FlowMPC: Improving Flow Matching policies with World Models
2026-06-15 • Machine Learning
Machine LearningArtificial IntelligenceRobotics
AI summaryⓘ
The authors looked at a method called Flow Matching (FM) that helps computers learn actions, but it doesn't always pick the best actions to succeed. They tested whether using a world model—a way for the computer to imagine future outcomes—can help FM choose better actions by planning ahead. They created a system called FlowMPC that combines FM with this planning method and showed it works better on certain robot manipulation tasks. Their results suggest that adding planning with a world model helps improve performance without changing how FM is trained.
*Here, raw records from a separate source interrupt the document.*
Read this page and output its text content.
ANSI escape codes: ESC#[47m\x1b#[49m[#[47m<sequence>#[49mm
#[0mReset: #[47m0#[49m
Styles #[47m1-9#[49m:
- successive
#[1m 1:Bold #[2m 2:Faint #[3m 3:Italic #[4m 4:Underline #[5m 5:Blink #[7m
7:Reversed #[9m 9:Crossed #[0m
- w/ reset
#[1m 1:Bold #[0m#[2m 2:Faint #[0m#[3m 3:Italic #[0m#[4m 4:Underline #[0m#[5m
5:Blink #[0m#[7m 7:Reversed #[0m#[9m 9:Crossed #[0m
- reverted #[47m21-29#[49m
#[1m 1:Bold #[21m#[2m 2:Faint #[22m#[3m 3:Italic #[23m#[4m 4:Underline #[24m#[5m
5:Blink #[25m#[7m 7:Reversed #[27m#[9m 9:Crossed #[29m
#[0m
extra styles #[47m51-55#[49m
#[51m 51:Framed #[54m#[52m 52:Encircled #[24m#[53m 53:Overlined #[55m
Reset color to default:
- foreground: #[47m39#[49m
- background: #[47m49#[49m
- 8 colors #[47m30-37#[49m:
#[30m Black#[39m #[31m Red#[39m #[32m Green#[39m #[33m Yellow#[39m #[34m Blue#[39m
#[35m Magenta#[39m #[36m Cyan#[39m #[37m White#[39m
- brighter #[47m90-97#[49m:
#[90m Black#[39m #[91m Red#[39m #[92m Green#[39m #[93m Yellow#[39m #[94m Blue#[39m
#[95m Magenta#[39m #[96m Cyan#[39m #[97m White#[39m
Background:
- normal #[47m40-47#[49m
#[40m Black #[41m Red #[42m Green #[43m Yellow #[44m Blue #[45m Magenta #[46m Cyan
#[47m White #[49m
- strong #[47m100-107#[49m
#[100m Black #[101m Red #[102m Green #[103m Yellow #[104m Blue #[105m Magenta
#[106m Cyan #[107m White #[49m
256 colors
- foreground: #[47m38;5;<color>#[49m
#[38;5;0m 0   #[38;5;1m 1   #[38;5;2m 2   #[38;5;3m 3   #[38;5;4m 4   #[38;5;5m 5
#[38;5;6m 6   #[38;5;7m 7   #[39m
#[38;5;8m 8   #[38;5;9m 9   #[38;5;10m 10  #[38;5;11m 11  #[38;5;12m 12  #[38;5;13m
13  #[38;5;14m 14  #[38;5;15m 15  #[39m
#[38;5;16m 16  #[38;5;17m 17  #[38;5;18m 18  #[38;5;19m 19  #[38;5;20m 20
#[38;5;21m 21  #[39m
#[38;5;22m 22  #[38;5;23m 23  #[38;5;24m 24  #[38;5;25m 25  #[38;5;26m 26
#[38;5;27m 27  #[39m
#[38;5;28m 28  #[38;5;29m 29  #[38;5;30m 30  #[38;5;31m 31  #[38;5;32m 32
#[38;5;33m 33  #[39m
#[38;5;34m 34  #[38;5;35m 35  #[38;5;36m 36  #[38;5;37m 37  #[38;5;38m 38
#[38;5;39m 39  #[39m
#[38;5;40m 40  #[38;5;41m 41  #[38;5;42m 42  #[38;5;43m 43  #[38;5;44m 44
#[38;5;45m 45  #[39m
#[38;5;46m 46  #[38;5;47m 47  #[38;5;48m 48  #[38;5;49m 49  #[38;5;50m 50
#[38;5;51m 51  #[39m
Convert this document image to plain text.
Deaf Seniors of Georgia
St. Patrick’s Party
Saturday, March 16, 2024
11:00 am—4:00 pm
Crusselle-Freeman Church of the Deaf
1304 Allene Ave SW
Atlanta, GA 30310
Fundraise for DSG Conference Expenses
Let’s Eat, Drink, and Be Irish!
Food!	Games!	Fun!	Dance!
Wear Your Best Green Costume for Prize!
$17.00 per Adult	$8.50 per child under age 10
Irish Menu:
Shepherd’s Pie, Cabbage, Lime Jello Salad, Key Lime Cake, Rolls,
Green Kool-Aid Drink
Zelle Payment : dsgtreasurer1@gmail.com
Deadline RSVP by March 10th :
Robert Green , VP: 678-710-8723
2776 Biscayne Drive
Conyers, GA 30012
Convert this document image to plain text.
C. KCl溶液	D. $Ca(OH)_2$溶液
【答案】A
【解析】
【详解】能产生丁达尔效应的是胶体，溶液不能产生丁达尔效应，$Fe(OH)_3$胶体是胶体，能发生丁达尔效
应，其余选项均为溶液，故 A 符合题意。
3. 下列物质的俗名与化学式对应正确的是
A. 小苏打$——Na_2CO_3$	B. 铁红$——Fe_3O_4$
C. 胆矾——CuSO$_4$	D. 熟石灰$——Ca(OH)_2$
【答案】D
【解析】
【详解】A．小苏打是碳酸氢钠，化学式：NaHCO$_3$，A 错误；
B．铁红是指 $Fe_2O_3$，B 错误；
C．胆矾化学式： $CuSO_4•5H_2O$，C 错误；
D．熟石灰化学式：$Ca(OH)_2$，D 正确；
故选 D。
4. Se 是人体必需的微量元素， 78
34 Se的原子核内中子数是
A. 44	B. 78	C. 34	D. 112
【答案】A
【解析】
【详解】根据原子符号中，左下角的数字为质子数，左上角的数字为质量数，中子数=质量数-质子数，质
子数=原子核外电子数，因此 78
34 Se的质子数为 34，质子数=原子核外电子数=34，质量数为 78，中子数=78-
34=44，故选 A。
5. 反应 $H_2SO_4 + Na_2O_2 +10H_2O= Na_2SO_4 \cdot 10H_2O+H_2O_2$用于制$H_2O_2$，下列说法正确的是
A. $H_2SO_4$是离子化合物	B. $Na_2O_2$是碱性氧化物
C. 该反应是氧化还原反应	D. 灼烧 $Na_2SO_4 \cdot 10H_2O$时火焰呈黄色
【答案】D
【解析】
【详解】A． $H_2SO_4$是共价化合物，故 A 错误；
Flow Matchingbehavior cloningworld modelModel Predictive Path Integral (MPPI) planningTD-MPC2imitation learningrobot manipulationManiSkillpolicyexpected return
Authors
Chandon Hamel
Abstract
Flow Matching (FM) is a powerful approach for behavior cloning in multimodal action spaces [Jiang et al., 2025], but because it is not trained to directly maximize expected return, there is still room to improve how FM policies act at test time. This work investigates whether a learned world model can improve FM policies by enabling Model Predictive Path Integral (MPPI) planning over candidate action sequences proposed by the policy. Building on TD-MPC2 [Hansen et al., 2024], I introduce FlowMPC, a framework that combines an imitation-learned FM policy with a learned world model for test-time planning in ManiSkill manipulation tasks [Tao et al., 2025]. Across PickCube and PickSingleYCB, adding the world model improved performance over the FM policy alone, with especially clear gains in end-of-episode success. These results suggest that world-model-based planning can effectively complement flow-based imitation policies without modifying the FM training objective.